Rolling Stone for sale, legendary co-founder Jann Wenner says
AP
“I love my job, I enjoy it, I’ve enjoyed it for a long time,” Wenner, 71, told The Times. But selling now is “just the smart thing to do,” he said.
Since he co-founded it with Ralph Gleason in 1967, Rolling Stone and Wenner have been synonymous, writing the history of rock ‘n’ roll in a style equal parts reverent and irreverent, promoted by some of the most famous covers in American publishing history. Gleason died in 1975.
Along the way, it published some of the most important political and investigative writers of the last 50 years, as well, among them Hunter S. Thompson, whose “Fear and Loathing in Las Vegas” made its debut in the magazine in 1971; Washington insider Joe Klein, the author of “Primary Colors”; conservative provocateur P.J. O’Rourke; and Tom Wolfe.
In June,
the magazine settled a defamation lawsuit brought by a fraternity at the University of Virginia, which said its 2014 investigation “A Rape on Campus” was significantly false.
In a long report published in Rolling Stone, Steve Coll, dean of the Columbia University School of Journalism and former managing editor of The Washington Post, declared the article a “failure of journalism.”
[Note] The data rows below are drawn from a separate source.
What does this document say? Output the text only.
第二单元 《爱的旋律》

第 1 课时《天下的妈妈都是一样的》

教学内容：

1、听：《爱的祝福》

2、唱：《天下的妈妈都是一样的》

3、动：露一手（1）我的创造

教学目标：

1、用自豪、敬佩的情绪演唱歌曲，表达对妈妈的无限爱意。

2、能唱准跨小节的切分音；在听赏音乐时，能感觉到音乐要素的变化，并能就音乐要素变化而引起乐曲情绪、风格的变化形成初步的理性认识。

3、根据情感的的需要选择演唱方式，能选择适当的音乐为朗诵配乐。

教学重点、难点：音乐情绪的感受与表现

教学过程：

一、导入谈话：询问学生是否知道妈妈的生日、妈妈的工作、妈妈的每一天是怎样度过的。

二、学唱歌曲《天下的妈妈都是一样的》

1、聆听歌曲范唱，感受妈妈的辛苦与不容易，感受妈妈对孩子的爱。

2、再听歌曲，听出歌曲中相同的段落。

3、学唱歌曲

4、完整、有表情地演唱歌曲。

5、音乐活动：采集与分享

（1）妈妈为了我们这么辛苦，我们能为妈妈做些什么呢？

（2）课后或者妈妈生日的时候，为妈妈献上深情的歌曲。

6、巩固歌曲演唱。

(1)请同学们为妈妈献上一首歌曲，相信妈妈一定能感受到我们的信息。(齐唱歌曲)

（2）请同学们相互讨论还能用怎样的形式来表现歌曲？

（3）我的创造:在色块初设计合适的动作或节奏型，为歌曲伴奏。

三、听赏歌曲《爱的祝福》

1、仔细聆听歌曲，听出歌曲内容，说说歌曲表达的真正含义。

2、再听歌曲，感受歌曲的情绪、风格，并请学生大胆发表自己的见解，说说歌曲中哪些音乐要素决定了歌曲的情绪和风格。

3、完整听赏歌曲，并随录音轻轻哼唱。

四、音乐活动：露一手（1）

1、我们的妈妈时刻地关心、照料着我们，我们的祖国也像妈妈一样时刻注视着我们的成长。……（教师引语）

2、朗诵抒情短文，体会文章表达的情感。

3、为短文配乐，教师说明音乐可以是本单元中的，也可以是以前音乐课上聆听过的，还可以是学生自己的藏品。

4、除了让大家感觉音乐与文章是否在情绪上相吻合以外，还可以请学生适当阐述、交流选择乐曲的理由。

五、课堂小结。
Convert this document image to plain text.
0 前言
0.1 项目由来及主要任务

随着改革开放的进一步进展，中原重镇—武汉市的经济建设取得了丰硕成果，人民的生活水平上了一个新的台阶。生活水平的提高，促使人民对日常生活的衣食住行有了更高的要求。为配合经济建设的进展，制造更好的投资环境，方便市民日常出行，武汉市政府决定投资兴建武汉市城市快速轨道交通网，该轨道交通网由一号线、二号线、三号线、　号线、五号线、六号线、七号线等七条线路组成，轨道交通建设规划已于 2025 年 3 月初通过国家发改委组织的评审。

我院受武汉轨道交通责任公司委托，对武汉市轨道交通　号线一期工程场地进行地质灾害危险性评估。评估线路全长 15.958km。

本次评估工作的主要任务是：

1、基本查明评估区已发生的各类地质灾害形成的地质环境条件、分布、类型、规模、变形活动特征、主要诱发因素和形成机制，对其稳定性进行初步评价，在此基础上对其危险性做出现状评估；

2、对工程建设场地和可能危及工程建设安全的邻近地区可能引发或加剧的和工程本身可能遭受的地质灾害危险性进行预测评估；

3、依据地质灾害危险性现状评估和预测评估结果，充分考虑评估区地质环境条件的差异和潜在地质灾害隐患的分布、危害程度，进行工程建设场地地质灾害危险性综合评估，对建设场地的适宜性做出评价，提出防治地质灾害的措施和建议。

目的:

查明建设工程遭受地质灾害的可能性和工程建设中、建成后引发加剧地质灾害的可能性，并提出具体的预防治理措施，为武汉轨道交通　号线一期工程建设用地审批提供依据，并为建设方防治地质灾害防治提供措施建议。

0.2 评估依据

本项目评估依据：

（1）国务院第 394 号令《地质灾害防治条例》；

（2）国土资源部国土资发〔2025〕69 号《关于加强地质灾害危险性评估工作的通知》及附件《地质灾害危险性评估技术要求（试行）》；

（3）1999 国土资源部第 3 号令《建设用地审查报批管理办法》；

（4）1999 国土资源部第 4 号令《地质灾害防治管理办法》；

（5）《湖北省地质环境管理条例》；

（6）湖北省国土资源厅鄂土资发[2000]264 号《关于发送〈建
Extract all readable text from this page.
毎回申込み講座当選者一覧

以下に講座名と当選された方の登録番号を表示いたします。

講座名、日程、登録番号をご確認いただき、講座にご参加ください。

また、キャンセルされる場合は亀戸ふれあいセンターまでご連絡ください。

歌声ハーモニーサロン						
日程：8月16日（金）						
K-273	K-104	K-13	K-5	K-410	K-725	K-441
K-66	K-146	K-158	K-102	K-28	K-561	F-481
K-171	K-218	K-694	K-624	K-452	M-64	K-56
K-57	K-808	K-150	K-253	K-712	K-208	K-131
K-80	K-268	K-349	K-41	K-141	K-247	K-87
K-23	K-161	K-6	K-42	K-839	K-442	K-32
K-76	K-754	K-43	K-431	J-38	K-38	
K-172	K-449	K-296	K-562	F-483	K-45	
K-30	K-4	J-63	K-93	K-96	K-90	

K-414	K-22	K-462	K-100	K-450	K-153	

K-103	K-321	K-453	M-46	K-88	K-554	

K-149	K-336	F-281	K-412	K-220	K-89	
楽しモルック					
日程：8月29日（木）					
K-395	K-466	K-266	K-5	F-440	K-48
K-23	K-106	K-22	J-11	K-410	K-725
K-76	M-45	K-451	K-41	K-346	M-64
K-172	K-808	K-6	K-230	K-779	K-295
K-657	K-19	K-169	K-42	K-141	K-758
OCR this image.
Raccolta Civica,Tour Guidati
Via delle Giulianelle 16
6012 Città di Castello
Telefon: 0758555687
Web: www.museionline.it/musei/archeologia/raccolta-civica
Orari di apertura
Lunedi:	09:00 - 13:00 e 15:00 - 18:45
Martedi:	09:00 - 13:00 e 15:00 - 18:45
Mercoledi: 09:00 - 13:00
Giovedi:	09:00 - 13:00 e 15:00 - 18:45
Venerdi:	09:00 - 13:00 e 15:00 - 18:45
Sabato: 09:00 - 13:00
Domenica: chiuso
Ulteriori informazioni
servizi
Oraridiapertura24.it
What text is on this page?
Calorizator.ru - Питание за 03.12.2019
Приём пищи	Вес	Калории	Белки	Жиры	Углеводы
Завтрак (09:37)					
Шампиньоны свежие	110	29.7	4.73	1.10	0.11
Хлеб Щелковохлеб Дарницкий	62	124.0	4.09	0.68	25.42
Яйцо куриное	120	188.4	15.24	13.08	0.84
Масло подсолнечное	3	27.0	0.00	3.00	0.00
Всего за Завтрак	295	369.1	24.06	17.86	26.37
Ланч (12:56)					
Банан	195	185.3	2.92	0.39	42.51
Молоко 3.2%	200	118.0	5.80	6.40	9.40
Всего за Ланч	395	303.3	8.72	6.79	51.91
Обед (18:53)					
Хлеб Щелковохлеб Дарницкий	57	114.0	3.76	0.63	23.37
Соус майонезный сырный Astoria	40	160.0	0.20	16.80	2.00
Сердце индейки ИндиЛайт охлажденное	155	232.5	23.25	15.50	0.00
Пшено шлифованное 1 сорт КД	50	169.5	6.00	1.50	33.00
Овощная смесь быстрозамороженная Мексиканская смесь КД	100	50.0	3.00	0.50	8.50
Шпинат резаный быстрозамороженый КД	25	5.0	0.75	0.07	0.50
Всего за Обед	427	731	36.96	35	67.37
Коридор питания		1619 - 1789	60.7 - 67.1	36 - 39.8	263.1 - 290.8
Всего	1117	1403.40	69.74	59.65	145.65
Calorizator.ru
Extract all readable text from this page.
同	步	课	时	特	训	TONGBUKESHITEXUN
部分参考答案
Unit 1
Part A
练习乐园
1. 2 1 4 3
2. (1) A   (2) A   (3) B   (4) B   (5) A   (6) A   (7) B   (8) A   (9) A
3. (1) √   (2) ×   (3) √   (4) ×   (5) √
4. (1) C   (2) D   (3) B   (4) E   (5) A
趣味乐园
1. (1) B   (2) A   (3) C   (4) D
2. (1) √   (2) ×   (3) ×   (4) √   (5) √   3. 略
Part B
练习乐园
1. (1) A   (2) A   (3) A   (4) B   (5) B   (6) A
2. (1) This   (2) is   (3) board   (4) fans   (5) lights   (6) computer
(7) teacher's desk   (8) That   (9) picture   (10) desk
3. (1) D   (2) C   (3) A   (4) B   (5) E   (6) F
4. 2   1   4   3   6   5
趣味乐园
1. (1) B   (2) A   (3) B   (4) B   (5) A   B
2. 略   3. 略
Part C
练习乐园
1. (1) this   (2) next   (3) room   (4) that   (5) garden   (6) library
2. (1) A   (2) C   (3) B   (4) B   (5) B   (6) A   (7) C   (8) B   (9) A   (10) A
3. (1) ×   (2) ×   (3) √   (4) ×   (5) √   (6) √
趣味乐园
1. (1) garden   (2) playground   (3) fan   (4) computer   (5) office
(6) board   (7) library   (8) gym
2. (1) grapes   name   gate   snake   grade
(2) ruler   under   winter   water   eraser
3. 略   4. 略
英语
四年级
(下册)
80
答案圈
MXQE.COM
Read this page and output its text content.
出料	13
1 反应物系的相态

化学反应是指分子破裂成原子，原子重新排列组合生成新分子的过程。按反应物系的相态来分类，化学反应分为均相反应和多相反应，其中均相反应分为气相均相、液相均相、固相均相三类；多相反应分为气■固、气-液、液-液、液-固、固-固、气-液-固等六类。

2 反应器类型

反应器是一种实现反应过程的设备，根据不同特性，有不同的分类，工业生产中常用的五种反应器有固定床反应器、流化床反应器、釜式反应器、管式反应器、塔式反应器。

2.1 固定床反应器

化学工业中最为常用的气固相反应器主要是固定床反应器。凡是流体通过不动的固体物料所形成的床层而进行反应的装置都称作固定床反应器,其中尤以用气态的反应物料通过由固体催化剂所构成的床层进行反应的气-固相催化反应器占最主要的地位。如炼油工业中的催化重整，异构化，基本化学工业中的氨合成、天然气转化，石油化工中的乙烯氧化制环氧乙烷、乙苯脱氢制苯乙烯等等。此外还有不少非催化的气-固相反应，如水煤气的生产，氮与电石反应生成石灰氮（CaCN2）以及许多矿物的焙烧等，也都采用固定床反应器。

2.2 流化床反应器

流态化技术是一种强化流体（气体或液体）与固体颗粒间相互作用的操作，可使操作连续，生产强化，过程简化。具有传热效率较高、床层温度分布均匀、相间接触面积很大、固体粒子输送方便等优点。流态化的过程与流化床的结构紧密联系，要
Wenner sold 49 percent of his stake in Rolling Stone in 2013 to a digital music startup. He recently sold the company’s other magazines, Us Weekly and Men’s Journal, to American Media Inc., publisher of The National Enquirer.
“We have made great strides transforming Rolling Stone into a multi-platform company, and we are thrilled to find the right home to build on our strong foundation and grow the business exponentially,” said Wenner’s son Gus Wenner, the company’s president and chief operating officer, whom The Times credited with engineering the planned sale.